Второго июля 1796 года – ранее в тот год Мари-Ортанс родила двойню, мальчика и девочку, – пришло известие, что мадам Марта умерла от приступа тонзиллита, совсем немного недотянув до сотого дня рождения. Старуха оставила странное завещание. Всю мебель и другие предметы из своей комнаты она передала своей правнучке Мари-Ортанс. Мебель надлежало доставить в Англию целиком.

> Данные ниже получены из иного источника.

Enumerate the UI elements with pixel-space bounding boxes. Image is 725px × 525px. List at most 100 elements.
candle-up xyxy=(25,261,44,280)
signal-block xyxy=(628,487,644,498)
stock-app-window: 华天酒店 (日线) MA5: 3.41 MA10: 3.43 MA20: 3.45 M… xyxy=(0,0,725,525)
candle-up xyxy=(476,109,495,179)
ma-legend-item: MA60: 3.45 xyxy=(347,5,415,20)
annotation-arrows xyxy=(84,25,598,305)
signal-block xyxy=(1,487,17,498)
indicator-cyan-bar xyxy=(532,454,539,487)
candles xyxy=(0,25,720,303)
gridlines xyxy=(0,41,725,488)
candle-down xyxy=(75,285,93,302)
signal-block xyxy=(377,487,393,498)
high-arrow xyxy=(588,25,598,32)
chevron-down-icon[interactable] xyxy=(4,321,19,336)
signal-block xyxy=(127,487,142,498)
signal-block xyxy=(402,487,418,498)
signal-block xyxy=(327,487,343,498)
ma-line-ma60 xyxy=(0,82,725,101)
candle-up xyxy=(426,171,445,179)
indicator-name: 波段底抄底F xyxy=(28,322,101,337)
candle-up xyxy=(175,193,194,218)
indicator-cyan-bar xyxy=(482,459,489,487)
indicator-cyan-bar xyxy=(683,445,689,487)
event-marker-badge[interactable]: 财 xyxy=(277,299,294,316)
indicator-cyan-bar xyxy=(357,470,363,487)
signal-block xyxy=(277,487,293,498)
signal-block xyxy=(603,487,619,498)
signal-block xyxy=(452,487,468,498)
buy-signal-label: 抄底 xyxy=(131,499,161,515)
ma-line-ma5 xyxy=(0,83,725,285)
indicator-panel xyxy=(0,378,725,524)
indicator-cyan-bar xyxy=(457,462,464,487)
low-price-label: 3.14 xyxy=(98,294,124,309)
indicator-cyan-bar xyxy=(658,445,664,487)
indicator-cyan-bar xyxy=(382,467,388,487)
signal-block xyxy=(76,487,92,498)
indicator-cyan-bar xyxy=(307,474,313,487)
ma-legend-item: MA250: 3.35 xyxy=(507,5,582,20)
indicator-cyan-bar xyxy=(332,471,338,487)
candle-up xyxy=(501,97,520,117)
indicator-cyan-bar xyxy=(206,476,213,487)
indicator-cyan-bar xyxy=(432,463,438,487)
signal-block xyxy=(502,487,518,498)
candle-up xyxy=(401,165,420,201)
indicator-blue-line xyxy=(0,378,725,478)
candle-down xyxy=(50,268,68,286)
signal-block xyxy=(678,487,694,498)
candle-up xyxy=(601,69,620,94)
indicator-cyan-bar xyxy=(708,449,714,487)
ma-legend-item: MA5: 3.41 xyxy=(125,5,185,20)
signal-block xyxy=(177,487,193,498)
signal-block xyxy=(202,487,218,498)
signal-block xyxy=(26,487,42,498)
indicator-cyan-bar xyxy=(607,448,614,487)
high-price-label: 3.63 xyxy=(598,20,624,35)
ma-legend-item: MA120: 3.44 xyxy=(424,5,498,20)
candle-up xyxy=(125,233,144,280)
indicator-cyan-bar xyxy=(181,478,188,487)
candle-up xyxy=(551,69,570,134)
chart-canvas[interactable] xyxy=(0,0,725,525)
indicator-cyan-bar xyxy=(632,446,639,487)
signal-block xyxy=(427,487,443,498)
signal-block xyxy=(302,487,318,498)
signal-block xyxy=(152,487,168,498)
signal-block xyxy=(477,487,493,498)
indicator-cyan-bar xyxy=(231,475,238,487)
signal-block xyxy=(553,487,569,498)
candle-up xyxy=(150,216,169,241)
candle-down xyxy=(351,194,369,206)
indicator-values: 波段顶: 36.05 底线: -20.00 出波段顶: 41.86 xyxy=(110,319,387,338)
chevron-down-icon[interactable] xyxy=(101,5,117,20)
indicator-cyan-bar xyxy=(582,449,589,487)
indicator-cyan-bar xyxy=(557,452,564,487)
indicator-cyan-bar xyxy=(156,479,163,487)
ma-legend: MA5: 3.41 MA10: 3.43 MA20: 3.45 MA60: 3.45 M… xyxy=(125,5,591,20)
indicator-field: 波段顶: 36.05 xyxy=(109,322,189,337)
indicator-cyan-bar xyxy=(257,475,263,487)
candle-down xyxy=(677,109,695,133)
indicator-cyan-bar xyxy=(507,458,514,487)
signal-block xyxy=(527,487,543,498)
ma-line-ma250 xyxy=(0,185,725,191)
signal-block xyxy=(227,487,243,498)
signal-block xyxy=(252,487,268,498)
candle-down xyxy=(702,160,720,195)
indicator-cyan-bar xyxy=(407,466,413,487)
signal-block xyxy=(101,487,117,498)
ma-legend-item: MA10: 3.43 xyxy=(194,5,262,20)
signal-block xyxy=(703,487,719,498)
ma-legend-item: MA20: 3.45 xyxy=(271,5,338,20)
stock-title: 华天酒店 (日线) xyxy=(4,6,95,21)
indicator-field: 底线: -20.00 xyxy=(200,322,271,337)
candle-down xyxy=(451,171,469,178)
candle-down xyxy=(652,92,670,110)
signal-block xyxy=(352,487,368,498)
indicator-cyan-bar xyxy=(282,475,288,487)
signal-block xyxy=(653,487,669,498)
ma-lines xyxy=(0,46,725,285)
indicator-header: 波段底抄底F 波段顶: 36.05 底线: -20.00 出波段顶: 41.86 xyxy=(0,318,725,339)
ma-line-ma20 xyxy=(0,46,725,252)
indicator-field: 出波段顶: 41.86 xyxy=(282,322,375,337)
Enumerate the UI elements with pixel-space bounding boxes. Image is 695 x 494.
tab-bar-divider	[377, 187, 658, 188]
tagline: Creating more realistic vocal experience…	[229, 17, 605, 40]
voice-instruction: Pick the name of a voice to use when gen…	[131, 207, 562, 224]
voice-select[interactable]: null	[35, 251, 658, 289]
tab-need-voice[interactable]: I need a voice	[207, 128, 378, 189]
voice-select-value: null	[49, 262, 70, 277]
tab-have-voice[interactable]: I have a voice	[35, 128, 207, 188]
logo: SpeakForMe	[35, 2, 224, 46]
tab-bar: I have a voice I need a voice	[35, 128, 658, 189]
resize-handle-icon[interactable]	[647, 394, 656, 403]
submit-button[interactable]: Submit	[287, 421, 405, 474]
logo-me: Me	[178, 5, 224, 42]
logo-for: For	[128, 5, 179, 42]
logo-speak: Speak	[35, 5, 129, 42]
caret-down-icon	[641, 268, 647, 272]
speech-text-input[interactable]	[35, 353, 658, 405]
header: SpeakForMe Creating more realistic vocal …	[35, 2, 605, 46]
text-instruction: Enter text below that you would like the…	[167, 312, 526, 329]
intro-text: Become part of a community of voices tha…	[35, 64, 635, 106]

Перед смертью мадам Марта продиктовала Мартену Лонгвалю (которого она тоже не обошла в завещании) письмо, и он привез его Мари-Ортанс. Письмо по прочтении было предано огню, но не было забыто, хотя о содержании его Мари-Ортанс упомянула лишь раз.
Чарльз против мебели не возражал. Он увлекся Библией и видел в происходящем предначертания судьбы. Не возражал он и против того, что жена спала в той комнате с детьми. С каких пор она возвела старую каргу в положение идола… этого мы не знаем.
Остальное я намеренно излагаю кратко и без подробностей – пусть ваше воображение дополнит историю. Мы знаем, что она умерла прежде него. От чего – неизвестно, но в семейных записях говорится о естественных причинах. Начало легенде о наложенном на комнату проклятии положила, вероятно, экономка, ухаживавшая за Мари-Ортанс во время болезни. Она же присутствовала и при последней встрече супругов. По ее словам, лицо хозяйки не было омрачено тенью ненависти. Мари-Ортанс поцеловала мужа и прошептала несколько слов, из которых экономка уловила только «в большой нужде». Потом она попросила открыть окна – хотела посмотреть на закат. Закат всегда напоминал ей о тех днях, когда они только поженились и жили возле Сены. Почувствовав, что время пришло, она сжала руку мужа и как будто попыталась предупредить его о чем-то. Но больше она не сказала уже ничего. Возле кровати жались друг к другу двое детей, но и они не смогли добиться от нее ни слова, потому что боялись отца и тех призраков, что следовали за ним в телеге.
Духовые трубки и чревовещательство
Тихий голос смолк, и Гай сложил руки на столе. Терлейн встряхнулся, отгоняя зловещие тени прошлого. История предстала перед ними слишком живо. Она была почти такой же реальной, как и сам Гай в его темных очках, и казалась частью его самого. Заскрипели стулья – слушатели расслабились, задвигались.